The Revenue contended that the share capital was from accommodation entry providers and thus bogus, relying on statements and investigation reports. The assessee countered that the evidence showed genuine investors and that no incriminating material was found during search or investigation. The Court found the AO's reliance on untested statements and vague enquiries insufficient to sustain the addition.

Conclusion: The addition under Section 68 was rightly deleted by the CIT(A) and upheld by the ITAT due to lack of substantiation and failure to comply with principles of natural justice.

3. SIGNIFICANT HOLDINGS

"The reasons recorded by the AO did not specify which material facts the assessee did not disclose during the original proceedings. The reasons contain scanty, general, vague observations and do not refer to any objective, tangible relevant material. No specific evidence has been highlighted to arrive at an opinion that either the companies are bogus and non-existent or the money received represented unaccounted income."

"The AO did not apply his own mind to the information and examine the foundation / accuracy of such material of the information. The AO accepted the plea on the basis of vague information in a mechanical manner. The reasons recorded reflect that the AO did not independently apply his mind to the information received from the Investigation Wing to arrive at a belief that income of the assessee company had escaped assessment."
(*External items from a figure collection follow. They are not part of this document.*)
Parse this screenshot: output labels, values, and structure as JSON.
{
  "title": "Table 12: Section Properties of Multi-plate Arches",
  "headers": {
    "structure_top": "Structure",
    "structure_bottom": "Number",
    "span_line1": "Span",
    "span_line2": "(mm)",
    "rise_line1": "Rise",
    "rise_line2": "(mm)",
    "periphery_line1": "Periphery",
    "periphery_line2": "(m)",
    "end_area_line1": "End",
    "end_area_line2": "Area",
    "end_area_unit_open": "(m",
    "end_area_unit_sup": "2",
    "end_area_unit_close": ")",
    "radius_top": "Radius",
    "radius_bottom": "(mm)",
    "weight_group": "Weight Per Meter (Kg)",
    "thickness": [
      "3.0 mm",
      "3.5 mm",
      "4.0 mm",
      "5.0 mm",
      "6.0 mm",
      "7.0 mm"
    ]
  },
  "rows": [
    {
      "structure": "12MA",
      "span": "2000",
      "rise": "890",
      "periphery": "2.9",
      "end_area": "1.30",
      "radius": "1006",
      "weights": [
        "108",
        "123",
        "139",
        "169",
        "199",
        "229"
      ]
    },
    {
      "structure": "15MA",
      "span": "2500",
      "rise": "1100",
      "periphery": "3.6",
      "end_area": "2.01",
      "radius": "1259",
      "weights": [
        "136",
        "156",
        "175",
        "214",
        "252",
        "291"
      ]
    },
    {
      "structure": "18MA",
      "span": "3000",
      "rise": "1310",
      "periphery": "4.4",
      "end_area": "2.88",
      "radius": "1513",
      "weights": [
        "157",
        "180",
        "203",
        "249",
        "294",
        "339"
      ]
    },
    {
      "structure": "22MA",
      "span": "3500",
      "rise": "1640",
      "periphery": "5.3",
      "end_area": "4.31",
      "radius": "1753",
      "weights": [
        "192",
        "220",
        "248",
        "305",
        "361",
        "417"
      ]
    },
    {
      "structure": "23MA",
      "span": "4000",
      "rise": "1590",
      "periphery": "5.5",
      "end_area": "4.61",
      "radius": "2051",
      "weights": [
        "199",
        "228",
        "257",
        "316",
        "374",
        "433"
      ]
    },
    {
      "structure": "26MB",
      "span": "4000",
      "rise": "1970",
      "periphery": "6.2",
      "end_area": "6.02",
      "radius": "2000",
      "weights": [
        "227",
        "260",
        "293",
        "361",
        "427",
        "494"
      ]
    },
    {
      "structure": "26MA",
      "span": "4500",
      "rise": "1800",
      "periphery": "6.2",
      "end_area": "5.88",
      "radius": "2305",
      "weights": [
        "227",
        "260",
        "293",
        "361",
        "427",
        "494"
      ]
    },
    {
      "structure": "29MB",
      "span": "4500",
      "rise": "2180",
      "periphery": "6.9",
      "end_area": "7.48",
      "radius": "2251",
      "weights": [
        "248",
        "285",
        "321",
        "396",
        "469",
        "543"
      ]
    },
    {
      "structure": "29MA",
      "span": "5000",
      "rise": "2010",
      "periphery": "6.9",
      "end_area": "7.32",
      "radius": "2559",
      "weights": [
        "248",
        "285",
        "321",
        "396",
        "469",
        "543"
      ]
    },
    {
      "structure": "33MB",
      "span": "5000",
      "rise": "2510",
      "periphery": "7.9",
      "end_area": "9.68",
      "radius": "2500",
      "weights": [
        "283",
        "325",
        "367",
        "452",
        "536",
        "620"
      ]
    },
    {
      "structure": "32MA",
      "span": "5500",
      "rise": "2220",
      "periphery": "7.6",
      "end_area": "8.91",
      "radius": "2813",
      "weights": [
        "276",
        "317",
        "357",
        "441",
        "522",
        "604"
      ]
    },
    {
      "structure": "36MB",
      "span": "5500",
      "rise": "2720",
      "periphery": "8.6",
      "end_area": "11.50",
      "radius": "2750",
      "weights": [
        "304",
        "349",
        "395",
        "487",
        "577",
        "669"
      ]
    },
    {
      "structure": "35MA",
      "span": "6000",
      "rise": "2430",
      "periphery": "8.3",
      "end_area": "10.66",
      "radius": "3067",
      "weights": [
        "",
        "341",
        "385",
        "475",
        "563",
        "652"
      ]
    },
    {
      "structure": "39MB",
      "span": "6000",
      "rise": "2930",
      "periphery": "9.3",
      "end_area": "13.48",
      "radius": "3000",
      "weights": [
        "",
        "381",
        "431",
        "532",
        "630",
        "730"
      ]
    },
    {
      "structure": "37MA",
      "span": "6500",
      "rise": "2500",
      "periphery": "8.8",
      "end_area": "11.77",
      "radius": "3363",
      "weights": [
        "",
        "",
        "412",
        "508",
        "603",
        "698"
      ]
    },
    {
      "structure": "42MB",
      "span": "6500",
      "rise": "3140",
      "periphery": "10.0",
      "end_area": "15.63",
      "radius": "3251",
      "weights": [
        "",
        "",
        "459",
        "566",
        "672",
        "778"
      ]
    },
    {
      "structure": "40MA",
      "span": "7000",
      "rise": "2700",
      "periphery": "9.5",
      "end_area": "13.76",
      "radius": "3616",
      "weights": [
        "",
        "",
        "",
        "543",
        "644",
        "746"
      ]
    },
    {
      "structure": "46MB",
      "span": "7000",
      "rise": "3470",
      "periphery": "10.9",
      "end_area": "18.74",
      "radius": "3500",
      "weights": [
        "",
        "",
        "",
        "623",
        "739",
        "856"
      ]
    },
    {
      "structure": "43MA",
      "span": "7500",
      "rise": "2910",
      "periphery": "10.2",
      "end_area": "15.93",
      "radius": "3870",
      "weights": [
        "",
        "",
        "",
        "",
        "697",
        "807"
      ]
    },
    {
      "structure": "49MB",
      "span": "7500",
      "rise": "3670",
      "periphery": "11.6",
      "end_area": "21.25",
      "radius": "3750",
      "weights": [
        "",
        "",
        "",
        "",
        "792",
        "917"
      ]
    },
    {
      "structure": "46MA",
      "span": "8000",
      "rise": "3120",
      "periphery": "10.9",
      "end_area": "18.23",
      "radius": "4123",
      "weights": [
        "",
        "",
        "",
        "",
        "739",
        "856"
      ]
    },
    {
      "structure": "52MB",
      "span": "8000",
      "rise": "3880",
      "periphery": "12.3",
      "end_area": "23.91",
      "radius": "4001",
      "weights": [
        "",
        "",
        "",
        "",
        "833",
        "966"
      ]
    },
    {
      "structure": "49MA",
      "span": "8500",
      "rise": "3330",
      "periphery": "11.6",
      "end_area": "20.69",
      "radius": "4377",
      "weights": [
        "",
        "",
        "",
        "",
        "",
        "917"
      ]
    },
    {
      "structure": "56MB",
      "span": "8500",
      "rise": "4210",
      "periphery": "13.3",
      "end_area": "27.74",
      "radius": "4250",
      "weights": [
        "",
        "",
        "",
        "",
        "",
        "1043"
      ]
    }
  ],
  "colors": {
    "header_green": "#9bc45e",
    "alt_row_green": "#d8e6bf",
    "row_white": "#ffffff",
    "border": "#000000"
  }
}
"Any material collected at the back of the assessee and not confronted and no opportunity given to cross examine the same, such material cannot be relied upon against the assessee."

"Where the assessee had disclosed all primary facts and the AO had formed his view, subsequent proceedings on the same material are not sustainable merely because the revenue now seeks to draw a different inference."

"The reopening of assessment beyond four years from the end of the relevant assessment year requires a clear and specific recording of failure on the part of the assessee to disclose fully and truly all material facts necessary for assessment."

Final determinations:

- The reassessment order passed under Section 147 read with Section 143(3) was void ab initio due to invalid assumption of jurisdiction.

- The AO did not have tangible and specific reasons to believe that income had escaped assessment beyond the material considered in the original assessment.

- The assessee had fully and truly disclosed all material facts necessary for assessment during the original proceedings.

- The addition under Section 68 on account of unexplained share capital was not sustainable on merits due to lack of substantiation and procedural infirmities.

- The appeal filed by the Revenue was dismissed.